The stock market is about investors trying to price in the future. We're in the process of "finding the bottom" or the price at which investors feel comfortable buying and that fairly values their outlook of the economy. Whether you admit it or not, we have been in that process since November of last year, when the Federal Reserve suddenly changed its tone towards being more aggressive on inflation. The process accelerated when Russia invaded Ukraine, pushing oil price up to multi-year high. The process got worse over the past few weeks as China locked down and stoked fears of continued supply chain disruptions and/or demand destruction.
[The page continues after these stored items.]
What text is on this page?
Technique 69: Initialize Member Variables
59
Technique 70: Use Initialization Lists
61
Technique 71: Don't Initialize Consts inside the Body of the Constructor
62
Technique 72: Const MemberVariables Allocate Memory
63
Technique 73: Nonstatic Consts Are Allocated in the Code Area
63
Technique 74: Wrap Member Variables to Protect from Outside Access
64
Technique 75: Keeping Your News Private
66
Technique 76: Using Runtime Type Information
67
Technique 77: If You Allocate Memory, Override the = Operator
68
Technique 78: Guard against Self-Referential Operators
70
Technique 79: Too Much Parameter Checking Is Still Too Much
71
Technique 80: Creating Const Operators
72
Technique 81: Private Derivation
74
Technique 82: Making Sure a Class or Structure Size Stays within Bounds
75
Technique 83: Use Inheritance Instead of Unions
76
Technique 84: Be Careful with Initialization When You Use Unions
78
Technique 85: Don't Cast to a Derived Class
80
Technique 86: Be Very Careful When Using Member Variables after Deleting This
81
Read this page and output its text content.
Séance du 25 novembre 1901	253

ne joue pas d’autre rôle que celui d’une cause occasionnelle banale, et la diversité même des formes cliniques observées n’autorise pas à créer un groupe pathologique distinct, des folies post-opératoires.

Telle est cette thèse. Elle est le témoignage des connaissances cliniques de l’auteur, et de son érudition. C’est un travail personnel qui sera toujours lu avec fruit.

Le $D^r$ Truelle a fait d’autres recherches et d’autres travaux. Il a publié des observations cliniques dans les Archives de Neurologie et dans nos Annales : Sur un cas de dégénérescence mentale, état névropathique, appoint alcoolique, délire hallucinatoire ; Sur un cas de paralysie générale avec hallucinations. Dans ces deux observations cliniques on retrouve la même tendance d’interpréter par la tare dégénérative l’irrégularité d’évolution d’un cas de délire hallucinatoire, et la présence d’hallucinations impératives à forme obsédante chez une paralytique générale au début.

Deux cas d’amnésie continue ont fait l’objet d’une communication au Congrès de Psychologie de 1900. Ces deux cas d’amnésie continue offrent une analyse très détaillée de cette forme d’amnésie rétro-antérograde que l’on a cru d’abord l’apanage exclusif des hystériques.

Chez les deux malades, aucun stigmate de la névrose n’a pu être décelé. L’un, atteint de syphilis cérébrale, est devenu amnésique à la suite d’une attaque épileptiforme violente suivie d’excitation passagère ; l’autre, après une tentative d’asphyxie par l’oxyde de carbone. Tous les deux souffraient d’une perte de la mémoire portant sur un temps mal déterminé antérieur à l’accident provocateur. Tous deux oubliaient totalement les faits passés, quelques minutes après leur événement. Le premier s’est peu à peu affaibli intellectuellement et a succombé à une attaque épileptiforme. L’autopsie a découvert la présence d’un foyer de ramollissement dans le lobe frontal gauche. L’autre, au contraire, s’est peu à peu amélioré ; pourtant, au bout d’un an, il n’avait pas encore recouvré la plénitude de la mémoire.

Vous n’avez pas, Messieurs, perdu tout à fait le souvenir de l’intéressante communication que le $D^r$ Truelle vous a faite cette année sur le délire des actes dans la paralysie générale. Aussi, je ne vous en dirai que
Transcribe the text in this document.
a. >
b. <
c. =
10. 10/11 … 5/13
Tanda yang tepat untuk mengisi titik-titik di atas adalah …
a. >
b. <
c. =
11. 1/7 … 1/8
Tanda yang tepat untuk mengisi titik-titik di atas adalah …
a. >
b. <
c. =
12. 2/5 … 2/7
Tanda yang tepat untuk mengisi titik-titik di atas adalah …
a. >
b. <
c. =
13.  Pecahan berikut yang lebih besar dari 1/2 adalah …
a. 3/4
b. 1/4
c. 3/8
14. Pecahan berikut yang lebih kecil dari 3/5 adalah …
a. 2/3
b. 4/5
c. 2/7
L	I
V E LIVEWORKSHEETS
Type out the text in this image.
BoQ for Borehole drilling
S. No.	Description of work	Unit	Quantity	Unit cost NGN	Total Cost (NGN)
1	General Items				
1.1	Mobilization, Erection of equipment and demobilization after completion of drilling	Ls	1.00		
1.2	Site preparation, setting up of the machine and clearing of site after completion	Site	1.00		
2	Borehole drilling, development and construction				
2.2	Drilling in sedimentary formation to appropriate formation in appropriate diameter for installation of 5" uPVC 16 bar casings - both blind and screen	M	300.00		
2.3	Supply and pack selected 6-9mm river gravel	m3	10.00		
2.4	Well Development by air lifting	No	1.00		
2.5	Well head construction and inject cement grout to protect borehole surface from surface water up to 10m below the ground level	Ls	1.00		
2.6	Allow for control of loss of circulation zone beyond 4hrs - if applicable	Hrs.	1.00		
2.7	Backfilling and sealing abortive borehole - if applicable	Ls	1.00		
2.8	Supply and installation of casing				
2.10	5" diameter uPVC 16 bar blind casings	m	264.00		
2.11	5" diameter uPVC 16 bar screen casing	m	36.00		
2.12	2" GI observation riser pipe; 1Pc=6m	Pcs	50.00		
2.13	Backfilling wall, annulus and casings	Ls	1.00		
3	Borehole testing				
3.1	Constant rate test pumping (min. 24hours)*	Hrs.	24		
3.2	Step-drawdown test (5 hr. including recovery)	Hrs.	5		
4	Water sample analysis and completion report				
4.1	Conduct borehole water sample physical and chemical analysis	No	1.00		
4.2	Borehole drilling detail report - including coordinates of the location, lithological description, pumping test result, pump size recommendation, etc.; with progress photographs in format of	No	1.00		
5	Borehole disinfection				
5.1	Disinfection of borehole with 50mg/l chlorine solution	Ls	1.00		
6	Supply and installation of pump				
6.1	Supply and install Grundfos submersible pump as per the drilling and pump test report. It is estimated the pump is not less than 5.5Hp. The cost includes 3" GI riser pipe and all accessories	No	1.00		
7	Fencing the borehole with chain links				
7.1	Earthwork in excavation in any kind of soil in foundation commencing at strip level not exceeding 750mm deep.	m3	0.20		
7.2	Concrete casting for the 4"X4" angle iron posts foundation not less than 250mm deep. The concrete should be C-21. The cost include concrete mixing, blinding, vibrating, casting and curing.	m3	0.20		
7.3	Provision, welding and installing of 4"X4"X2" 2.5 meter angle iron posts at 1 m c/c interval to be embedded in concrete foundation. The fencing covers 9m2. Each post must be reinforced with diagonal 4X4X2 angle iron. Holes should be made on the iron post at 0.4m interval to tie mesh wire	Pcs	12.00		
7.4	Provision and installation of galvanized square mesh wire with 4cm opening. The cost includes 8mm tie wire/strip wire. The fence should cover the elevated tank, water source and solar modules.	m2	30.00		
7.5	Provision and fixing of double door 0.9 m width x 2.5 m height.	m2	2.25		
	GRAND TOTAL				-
But let me just remind you of one thing. Take a look at the chart of the Dow Jones Industrial Average over the next 7 years after the Jan 2016 USA Today paper. You'll see that the early 2016 meltdown that was so bad, that was worse on a percentage point basis, that scared a lot of people out, that got people thinking to get out because of bear market. Well, it's barely noticeable. If I wasn't talking to experienced market experts, dig up the stories and studied the period extensively, I wouldn't even remember how the thing got started and ended in 2016. We've got 3 big worries in this market, but we have been worrying about them for nearly half a year to this point. I believe it's time we start preparing our portfolios for something that may actually go favorable. That has been the usual trajectory of every single sell-off in history, from the small, hardly noticeable blip in 2016 to the horrific, systemic problems we faced in 2008 and 2020. Why can't this one be different?